In teaching hospitals, Medicare restricts coverage of physicians, PAs, NPs, and Clinical Nurse Specialists for first assisting at surgery only. There are no restrictions for other services PAs provide in teaching hospitals. If a teaching hospital has an approved, accredited surgical training program related to the surgery being performed and has a qualified resident available to perform the service, no reimbursement is made for a licensed health care professional first assisting. If, however, a primary surgeon has an across-the-board policy of never allowing residents to act as first assistants, or in trauma cases, or if the surgeon believes that the resident is not the best individual to perform the service, Medicare will reimburse for a first assist provided by a PA. In these cases, claims should be accompanied by an explanation that the first assist was medically necessary and that no qualified resident was available to first assist at that time.
Billing Medicare in a Nursing Facility
In general, services covered when provided by a physician in a nursing facility are also covered when provided by a PA at 85 percent of the physician fee schedule. Medicare requires that nursing home patients be seen on a face-to-face basis at least once every 30 days for the first 90 days, and every 60 days thereafter.
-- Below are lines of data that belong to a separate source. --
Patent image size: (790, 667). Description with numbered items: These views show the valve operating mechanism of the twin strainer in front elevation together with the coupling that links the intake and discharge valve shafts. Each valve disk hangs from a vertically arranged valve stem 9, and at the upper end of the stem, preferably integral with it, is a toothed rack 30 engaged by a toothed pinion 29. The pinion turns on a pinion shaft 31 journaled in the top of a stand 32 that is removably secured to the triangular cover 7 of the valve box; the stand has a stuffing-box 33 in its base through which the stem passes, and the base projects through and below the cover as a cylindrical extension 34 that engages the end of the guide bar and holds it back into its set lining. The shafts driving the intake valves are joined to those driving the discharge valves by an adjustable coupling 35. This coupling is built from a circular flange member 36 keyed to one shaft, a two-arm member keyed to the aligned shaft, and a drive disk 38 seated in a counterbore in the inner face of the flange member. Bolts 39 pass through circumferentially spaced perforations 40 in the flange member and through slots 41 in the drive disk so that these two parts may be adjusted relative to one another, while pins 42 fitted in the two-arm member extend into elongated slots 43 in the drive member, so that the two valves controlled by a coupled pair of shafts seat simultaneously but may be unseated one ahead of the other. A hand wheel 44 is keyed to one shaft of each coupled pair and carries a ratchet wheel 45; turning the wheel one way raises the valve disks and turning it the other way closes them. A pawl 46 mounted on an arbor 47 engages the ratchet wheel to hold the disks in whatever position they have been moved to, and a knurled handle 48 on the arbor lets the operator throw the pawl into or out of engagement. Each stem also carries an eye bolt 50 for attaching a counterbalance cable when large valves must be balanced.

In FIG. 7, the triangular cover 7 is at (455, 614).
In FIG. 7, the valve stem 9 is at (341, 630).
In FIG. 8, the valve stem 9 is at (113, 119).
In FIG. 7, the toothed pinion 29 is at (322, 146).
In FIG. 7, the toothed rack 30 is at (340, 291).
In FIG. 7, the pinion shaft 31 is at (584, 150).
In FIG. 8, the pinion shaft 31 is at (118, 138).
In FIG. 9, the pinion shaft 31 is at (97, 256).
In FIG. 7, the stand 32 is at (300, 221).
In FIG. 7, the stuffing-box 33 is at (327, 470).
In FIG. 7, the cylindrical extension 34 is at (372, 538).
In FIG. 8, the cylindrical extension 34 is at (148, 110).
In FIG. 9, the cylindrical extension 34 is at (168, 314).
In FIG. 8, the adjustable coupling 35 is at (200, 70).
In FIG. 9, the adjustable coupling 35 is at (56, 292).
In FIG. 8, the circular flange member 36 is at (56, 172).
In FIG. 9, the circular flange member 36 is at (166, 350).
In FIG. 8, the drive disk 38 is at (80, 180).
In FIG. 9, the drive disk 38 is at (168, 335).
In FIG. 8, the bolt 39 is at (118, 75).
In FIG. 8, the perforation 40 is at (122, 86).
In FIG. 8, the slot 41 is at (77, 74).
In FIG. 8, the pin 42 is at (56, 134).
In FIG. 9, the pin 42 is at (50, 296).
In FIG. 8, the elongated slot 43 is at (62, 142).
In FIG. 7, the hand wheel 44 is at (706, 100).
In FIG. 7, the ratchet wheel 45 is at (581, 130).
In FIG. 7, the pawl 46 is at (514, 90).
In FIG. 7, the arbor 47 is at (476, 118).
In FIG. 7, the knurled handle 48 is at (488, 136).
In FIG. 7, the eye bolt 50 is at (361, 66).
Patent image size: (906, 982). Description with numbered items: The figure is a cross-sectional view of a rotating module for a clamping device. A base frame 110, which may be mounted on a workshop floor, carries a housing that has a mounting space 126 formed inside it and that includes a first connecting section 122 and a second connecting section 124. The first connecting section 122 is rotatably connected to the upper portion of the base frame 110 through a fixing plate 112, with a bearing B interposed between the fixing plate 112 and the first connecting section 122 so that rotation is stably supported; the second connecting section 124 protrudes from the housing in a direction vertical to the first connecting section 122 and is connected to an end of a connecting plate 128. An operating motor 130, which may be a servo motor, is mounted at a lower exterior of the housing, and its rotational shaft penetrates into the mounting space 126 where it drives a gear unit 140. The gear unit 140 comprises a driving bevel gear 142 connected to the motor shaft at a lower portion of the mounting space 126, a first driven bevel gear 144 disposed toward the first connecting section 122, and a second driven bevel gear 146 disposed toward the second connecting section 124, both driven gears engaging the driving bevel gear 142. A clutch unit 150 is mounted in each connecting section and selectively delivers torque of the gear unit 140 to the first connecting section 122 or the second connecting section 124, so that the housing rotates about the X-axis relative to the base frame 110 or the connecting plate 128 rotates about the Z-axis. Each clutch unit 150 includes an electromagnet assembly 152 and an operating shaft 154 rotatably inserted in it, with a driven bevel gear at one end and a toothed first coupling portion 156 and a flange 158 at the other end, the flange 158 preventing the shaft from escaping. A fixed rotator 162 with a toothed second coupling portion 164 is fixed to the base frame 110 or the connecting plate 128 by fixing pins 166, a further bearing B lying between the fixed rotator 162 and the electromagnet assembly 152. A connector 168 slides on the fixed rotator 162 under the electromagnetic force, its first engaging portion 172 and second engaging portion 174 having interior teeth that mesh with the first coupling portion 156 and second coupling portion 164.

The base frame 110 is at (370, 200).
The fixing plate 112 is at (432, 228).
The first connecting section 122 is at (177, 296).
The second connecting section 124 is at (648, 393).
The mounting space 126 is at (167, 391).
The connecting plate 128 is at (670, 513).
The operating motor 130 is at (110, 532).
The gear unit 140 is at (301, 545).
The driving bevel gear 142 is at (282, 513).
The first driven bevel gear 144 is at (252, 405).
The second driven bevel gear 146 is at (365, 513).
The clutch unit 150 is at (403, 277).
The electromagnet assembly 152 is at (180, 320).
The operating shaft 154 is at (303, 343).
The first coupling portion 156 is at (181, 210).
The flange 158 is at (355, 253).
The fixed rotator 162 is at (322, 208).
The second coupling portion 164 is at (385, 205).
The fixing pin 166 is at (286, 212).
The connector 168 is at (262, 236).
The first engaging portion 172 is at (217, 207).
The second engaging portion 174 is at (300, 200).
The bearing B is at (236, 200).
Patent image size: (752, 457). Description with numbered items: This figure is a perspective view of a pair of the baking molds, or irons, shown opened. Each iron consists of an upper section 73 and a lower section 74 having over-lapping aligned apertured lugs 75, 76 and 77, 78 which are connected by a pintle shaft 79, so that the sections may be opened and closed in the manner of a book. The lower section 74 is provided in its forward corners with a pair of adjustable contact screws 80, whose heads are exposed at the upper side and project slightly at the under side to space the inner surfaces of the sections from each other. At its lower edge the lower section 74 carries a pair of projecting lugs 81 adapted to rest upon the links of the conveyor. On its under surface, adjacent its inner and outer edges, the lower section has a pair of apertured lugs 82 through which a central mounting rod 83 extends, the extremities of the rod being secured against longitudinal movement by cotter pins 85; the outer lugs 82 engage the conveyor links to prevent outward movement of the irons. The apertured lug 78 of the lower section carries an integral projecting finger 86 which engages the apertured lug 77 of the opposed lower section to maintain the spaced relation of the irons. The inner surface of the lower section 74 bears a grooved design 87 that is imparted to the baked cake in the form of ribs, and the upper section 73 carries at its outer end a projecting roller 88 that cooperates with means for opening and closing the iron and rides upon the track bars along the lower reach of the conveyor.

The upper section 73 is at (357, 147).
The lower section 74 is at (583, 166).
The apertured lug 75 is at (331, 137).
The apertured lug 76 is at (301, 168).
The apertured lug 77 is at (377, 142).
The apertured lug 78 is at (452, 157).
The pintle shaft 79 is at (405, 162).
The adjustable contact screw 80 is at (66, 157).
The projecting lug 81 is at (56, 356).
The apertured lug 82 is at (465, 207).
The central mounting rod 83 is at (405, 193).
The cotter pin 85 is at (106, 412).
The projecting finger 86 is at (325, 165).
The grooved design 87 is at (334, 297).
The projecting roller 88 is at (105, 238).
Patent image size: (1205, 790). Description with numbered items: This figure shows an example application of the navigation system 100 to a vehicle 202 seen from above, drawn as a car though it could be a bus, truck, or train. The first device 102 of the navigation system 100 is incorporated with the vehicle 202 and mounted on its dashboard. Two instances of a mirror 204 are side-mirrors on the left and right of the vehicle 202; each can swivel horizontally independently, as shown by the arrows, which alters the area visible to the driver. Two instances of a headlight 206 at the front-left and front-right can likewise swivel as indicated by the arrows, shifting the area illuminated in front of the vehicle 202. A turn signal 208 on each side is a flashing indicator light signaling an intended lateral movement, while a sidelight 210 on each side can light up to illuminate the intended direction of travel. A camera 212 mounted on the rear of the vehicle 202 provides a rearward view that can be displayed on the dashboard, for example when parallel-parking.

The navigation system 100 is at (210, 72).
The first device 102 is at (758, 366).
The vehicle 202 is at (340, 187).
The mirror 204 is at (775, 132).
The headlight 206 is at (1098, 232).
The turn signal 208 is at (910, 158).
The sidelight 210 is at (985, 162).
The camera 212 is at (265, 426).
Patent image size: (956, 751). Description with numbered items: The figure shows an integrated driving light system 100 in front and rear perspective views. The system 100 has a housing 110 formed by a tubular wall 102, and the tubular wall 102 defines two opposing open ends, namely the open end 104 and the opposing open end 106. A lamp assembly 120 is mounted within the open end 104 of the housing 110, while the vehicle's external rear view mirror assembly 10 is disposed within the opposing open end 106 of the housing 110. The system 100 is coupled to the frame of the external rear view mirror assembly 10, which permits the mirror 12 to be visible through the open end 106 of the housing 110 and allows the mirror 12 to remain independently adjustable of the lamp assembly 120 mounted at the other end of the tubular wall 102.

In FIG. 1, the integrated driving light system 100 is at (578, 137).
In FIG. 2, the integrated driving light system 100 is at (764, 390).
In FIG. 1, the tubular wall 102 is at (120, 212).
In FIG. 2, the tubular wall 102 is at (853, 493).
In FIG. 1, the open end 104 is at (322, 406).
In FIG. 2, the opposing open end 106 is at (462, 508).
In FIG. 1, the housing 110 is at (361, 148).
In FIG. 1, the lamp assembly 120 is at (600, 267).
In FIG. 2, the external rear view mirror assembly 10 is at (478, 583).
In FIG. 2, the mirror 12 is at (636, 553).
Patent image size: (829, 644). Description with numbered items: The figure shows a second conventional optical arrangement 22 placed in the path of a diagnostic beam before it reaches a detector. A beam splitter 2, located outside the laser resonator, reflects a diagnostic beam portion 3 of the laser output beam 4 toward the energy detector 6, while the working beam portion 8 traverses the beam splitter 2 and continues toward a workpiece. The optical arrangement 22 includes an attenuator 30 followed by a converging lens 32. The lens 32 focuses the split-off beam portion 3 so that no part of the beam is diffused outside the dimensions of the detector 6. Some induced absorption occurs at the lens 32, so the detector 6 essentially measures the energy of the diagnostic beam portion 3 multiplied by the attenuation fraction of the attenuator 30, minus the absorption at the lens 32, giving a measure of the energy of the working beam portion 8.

Physicians and PAs may alternate every other visit. The comprehensive visit must be performed by a physician. Medicare will also cover medically necessary unscheduled visits. In non-skilled nursing facilities, PAs are allowed to perform certain “physician-only” tasks if specifically allowed by state law.
State-specific Information
For more information about Medicare reimbursement in your state, see this list of local carriers or call AAPA reimbursement staff at (703) 836-2272, ext. 3218 or 3219.
Frequently Asked Questions
Question: How Do I Get an NPI Number?
Answer: NPI numbers can be obtained on-line at https://nppes.cms.hhs.gov.
Question: Will a PA Be Reimbursed When He or She Sees a New Medicare Patient?
Answer: Yes, as long as visits with new patients are allowed by state law, a PA may see a new Medicare patient. This visit should be billed using the PA’s Medicare number for reimbursement at 85 percent of the physician fee schedule.
Question: May I Bill “Incident to” for a Visit if My Supervising Physician Is Next Door at the Hospital?
Answer: No. In order to qualify for “incident to” billing, the supervising physician must be within the suite of offices.
Question: May I Bill “Incident to” in a Hospital or a Nursing Facility?
Answer: No. “Incident to” exists only in a physician’s office or clinic.
Question: May I Bill Medicare at 100 Percent for a Shared Consultation in a Hospital Setting?
Answer: No. At the present time, consultations may not be billed as shared services. PAs must bill for their role in consultation services under their own provider number for 85 percent reimbursement. The medical community is joining the AAPA in fighting this policy and advocating for the ability to provide shared consultation services.
Question: May I Bill Medicare for an Unscheduled Nursing Home Visit if I Performed the Most Recent Scheduled Visit?
Answer: Yes. Medicare will cover additional medically necessary visits (beyond the required visits). These visits can be performed exclusively by a PA and do not affect the established alternating physician-PA visit schedule.